Why is CUDA not increasing performance?


I’m training an autoencoder using this set of scripts (specifically the attention-based parts) with cuda.
I’ve enabled cuda on every tensor I can find, and also set the usual suspects:

torch.backends.cudnn.benchmark = True
torch.backends.cudnn.fastest = True

It’s definitely enabled and I can see a bit of GPU memory in use, but there is no performance speed-up at all. In fact (probably due to all the additional initialisation) I’m seeing a marginal decrease in performance.

Am I missing something obvious, or are the tensor operations simply not particularly suited to GPU?

Note: functionally the scripts work exactly as expected and produce a working trained model.


Let’s start the talk by understanding your machinery.
What base OS do you have ?
Its a local machine or are you running in Cloud Computing ?
What version of Cuda, Cudnn, PyTorch, and Otther Libraries do you have?
How many Cores in CPU and What Model of GPU do you have ?
How many GPUs ?
How did you installed each piece of Software ?
Pre-compiled or did you compiled yourself ?
If so what tutorials have you used or what scripts have you used to do so ?

Let’s start the debate from there.


Thanks, I should maybe have clarified, I’m already running other scripts successfully using cuda on this instance. For example there is a set of RNNs for which I’m seeing a very clear 15X speed-up when enabling cuda. Although the attention-based autoencoder works a little differently, I was hopeful of seeing at least a measurable increase when enabling cuda.

What I’m trying to understand is why there isn’t any improvement in performance.

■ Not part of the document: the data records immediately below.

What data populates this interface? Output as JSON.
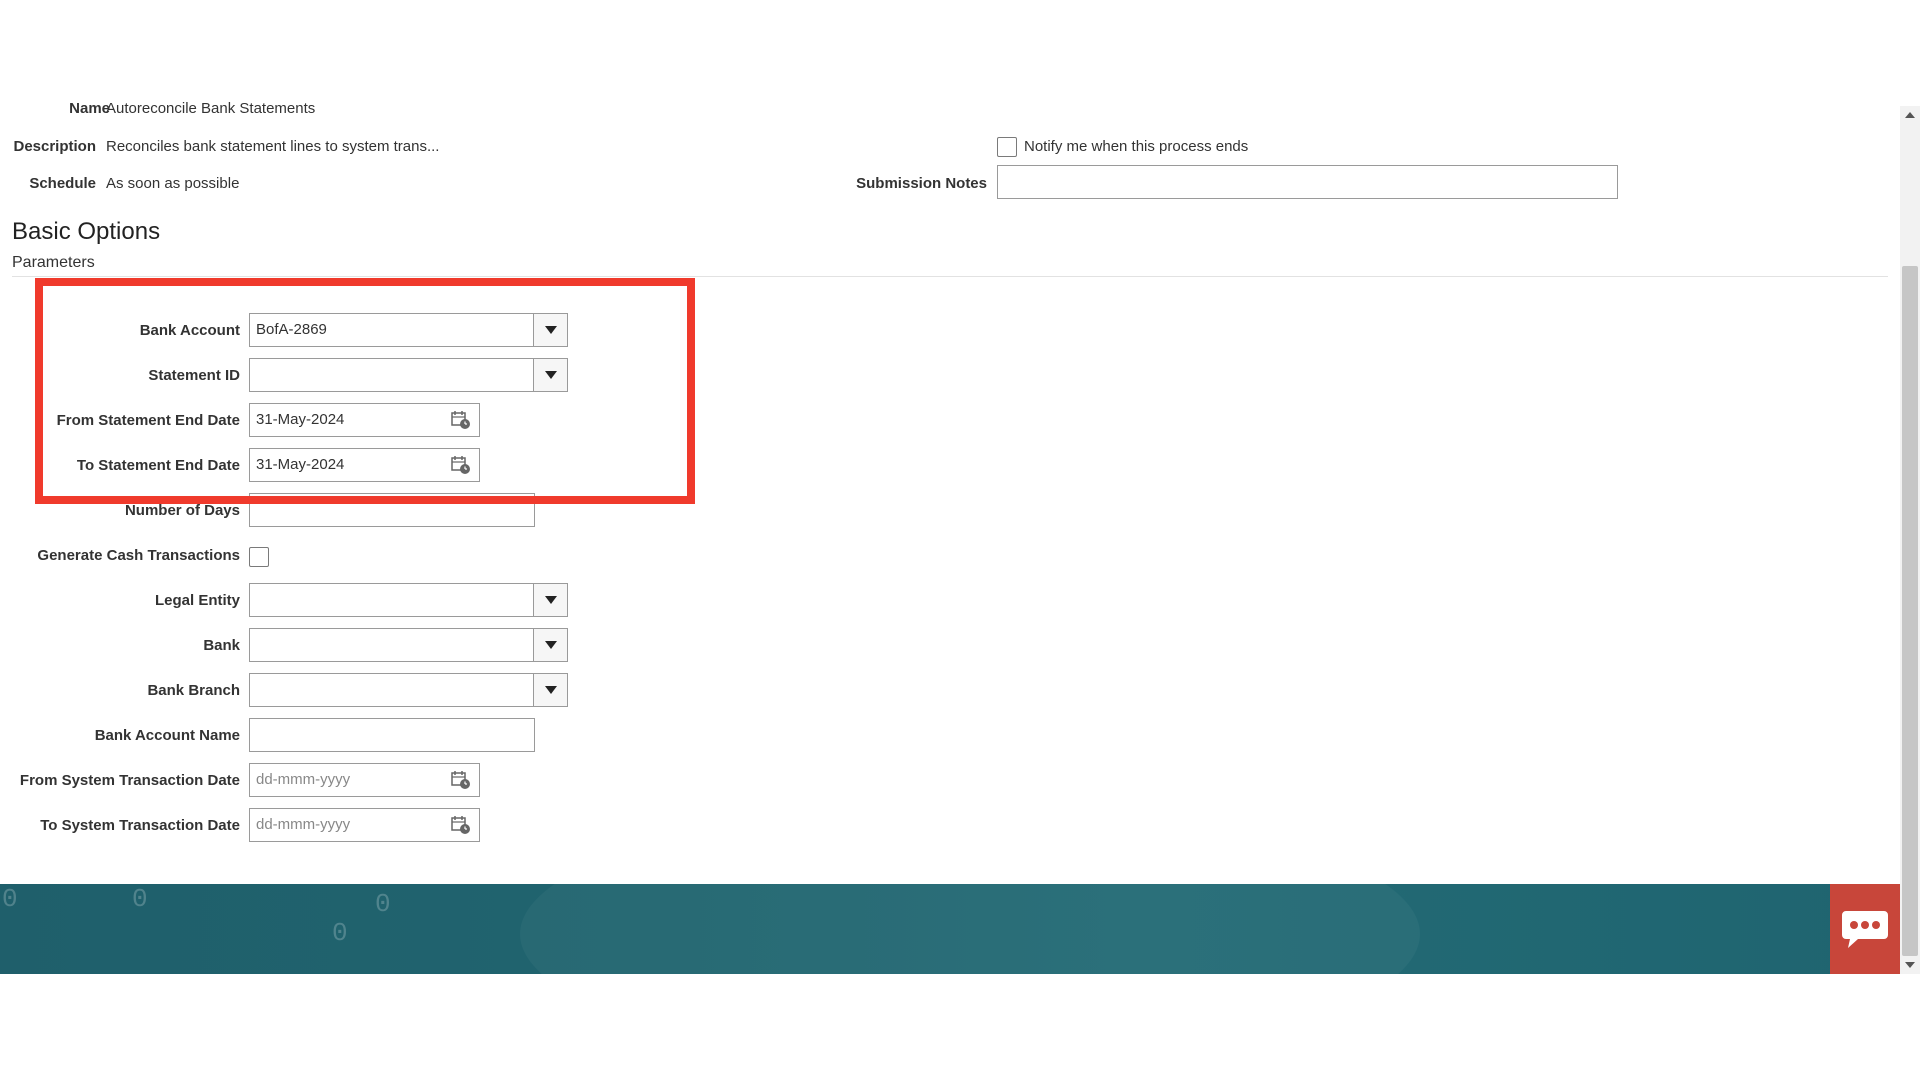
{
  "header": {
    "name_label": "Name",
    "name_value": "Autoreconcile Bank Statements",
    "description_label": "Description",
    "description_value": "Reconciles bank statement lines to system trans...",
    "schedule_label": "Schedule",
    "schedule_value": "As soon as possible",
    "notify_label": "Notify me when this process ends",
    "submission_notes_label": "Submission Notes",
    "submission_notes_value": ""
  },
  "section": {
    "title": "Basic Options",
    "subtitle": "Parameters"
  },
  "params": {
    "bank_account_label": "Bank Account",
    "bank_account_value": "BofA-2869",
    "statement_id_label": "Statement ID",
    "statement_id_value": "",
    "from_stmt_end_label": "From Statement End Date",
    "from_stmt_end_value": "31-May-2024",
    "to_stmt_end_label": "To Statement End Date",
    "to_stmt_end_value": "31-May-2024",
    "num_days_label": "Number of Days",
    "num_days_value": "",
    "gen_cash_label": "Generate Cash Transactions",
    "legal_entity_label": "Legal Entity",
    "bank_label": "Bank",
    "bank_branch_label": "Bank Branch",
    "bank_account_name_label": "Bank Account Name",
    "from_sys_txn_label": "From System Transaction Date",
    "from_sys_txn_placeholder": "dd-mmm-yyyy",
    "to_sys_txn_label": "To System Transaction Date",
    "to_sys_txn_placeholder": "dd-mmm-yyyy"
  },
  "colors": {
    "highlight": "#f03a2c",
    "footer": "#20646f",
    "chat_button": "#c8463a"
  },
  "icons": {
    "calendar": "calendar-icon",
    "dropdown": "chevron-down-icon",
    "chat": "chat-icon"
  }
}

For example, are the type of tensor operations in the attention-based autoencoder not optimised for GPU? Or am I missing something more obvious?

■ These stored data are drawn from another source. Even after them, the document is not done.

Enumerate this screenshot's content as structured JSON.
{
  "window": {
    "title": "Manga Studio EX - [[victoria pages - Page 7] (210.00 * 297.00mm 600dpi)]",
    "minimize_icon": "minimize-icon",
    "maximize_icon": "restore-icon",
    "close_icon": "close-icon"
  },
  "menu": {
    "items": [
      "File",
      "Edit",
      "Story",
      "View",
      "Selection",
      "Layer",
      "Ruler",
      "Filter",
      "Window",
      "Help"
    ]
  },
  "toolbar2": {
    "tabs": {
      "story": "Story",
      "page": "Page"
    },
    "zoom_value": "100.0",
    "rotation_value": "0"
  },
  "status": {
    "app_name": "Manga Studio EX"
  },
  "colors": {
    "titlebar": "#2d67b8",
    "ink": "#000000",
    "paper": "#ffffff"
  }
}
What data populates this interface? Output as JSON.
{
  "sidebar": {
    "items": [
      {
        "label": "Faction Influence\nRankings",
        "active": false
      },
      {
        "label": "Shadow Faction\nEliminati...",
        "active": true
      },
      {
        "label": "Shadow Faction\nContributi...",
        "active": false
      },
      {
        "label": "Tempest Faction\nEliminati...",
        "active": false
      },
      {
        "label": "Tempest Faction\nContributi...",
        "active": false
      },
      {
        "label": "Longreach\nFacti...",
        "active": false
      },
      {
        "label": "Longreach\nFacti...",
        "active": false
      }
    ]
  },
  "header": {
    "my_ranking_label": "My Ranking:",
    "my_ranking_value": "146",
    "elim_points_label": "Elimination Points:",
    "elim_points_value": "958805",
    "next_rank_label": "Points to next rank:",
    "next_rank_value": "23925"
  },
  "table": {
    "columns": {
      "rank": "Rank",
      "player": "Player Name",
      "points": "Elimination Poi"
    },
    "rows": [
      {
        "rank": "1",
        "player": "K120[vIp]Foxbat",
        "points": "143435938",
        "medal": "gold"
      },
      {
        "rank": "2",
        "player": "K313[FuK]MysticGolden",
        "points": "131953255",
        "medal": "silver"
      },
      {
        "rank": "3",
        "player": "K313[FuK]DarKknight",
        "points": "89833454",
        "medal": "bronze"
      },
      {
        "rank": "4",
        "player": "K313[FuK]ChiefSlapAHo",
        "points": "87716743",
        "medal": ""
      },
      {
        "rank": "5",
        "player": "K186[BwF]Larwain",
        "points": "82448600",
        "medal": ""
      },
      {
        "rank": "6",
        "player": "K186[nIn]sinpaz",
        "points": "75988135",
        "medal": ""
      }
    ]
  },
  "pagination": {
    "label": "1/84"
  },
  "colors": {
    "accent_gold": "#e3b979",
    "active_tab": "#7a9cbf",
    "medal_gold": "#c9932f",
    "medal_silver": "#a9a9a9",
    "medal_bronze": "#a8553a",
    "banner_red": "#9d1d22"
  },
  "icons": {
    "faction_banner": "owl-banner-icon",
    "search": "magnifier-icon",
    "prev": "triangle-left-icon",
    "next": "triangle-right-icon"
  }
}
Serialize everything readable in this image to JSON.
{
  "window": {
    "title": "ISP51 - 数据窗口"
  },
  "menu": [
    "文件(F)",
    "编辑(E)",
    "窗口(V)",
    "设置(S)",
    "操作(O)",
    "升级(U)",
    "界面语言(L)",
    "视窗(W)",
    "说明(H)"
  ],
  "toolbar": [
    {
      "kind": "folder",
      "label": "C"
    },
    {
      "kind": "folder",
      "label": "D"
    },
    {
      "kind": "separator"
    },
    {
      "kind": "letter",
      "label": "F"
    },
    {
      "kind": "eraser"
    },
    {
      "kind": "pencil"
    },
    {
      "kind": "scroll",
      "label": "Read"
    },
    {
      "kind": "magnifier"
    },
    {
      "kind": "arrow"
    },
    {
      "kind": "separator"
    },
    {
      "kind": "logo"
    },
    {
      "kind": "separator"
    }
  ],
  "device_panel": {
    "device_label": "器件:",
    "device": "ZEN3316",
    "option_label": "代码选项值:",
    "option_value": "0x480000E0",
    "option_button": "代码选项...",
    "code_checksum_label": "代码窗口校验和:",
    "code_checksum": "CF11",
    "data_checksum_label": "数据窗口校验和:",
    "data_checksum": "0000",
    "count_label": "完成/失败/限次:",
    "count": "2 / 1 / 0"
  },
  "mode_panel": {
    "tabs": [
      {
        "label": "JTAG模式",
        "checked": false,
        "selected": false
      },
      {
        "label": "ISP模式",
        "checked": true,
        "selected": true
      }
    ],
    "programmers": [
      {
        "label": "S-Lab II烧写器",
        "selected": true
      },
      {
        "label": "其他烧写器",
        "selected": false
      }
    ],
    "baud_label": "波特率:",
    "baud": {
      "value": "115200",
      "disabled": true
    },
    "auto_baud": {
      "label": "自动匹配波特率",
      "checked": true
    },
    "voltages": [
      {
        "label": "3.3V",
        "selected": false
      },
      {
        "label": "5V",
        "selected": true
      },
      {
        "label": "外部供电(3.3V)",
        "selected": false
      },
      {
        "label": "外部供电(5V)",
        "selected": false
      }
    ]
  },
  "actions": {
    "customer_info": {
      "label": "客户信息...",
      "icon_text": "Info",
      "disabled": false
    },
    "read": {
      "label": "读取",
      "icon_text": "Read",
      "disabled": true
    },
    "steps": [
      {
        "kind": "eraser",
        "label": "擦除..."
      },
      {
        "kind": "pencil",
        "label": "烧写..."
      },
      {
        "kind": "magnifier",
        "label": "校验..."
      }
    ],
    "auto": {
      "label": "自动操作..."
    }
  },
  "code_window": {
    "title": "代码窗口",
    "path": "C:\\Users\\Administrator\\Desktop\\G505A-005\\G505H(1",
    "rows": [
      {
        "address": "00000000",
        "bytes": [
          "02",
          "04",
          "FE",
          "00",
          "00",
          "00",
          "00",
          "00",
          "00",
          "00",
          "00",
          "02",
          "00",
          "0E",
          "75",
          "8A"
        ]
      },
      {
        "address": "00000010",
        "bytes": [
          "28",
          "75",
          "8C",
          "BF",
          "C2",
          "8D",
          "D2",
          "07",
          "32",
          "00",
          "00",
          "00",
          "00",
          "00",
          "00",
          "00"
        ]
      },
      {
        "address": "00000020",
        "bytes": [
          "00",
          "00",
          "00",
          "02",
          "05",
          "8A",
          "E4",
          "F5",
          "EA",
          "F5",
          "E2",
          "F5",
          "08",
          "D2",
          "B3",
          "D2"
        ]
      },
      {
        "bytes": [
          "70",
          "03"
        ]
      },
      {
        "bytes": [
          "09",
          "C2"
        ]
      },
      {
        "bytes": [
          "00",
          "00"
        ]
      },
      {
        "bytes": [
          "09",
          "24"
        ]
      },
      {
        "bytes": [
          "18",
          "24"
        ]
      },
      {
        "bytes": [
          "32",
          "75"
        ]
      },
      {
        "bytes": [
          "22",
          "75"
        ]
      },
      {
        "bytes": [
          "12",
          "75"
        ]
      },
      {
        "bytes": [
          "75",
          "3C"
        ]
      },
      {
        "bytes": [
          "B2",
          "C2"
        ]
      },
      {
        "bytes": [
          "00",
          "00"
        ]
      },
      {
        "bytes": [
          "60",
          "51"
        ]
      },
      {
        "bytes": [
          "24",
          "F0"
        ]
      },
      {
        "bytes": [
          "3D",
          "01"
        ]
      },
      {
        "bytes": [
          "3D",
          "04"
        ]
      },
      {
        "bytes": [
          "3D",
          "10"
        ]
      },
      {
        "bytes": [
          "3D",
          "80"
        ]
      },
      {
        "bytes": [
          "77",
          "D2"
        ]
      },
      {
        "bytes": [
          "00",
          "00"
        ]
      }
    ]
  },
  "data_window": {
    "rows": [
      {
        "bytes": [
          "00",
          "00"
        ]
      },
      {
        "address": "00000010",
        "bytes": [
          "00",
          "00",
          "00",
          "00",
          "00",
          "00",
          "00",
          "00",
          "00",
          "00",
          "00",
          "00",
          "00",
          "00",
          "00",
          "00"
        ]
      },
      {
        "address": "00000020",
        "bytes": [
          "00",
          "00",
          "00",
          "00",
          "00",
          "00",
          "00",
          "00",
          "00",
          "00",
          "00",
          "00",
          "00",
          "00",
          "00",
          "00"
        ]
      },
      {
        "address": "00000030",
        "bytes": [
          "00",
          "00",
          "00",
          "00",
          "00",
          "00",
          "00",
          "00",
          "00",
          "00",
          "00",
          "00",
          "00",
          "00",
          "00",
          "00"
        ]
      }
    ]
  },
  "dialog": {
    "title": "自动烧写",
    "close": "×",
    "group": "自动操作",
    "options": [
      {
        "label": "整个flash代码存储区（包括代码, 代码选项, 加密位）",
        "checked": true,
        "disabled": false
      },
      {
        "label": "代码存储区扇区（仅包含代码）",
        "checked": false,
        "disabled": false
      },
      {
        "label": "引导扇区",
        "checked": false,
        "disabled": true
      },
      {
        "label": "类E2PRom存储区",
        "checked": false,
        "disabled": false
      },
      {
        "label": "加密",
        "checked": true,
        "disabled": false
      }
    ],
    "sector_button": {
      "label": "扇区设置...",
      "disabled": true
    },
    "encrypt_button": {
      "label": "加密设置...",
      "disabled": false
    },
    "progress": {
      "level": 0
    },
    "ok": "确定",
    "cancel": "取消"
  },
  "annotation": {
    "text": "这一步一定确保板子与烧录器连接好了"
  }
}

I don’t want to clutter the thread with my version of the scripts, but basically I perform an initial check with:


This succeeds as True, and subsequent enablings of cuda on tensors proceed without error.

Regarding your question, I’ve tried the attention-based scripts (with some modifications for cuda) on two different Cloud platforms. One of them is an AWS Sagemaker instance, info below.

Instance type: ml.p2.xlarge (4 X vCPU, 1 X K80 GPU, 61GiB Memory)
Notebook kernel: conda_pytorch_p27
Kernel: 4.14.72-68.55.amzn1.x86_64 (Amazon modified)
OS: Red Hat 7.2.1-2
Pytorch: 0.4.1
Cuda: 9.2.148
Cudnn: 7104

These are all provided by Sagemaker by default.


Hi again,

Thanks to let me understand your environment a little bit.

There is some occasions that CPU and GPU may have the same performance.
It depends the architecture of your network, may depend of the data volume are you using.

May be the Network is too shallow.
May be increasing the batch size of your GPU training you can see the difference compared to your CPU.
May the code have some latency between each batch sent to the GPU.
Without see your code/model and the way your data is trained is hard to have a clue of it.

Note: GPU accelerates matrix computations but if your computations are not so big or difficult at all to compute almost the same performance can be achieved by the CPU. ( a modern GPU 1024+ threads while the top CPU today has only 200 threads).

Your instance has 4 cores that may give 8 threads, but to me it means your data is very easy to process that the CPU doesn’t have problems at all to do it.


Thanks for the explanation, I see what you’re getting at.
As per your suggestion I’m going to play around a bit more with the input and hyperparameters. I’ll post back with any new findings.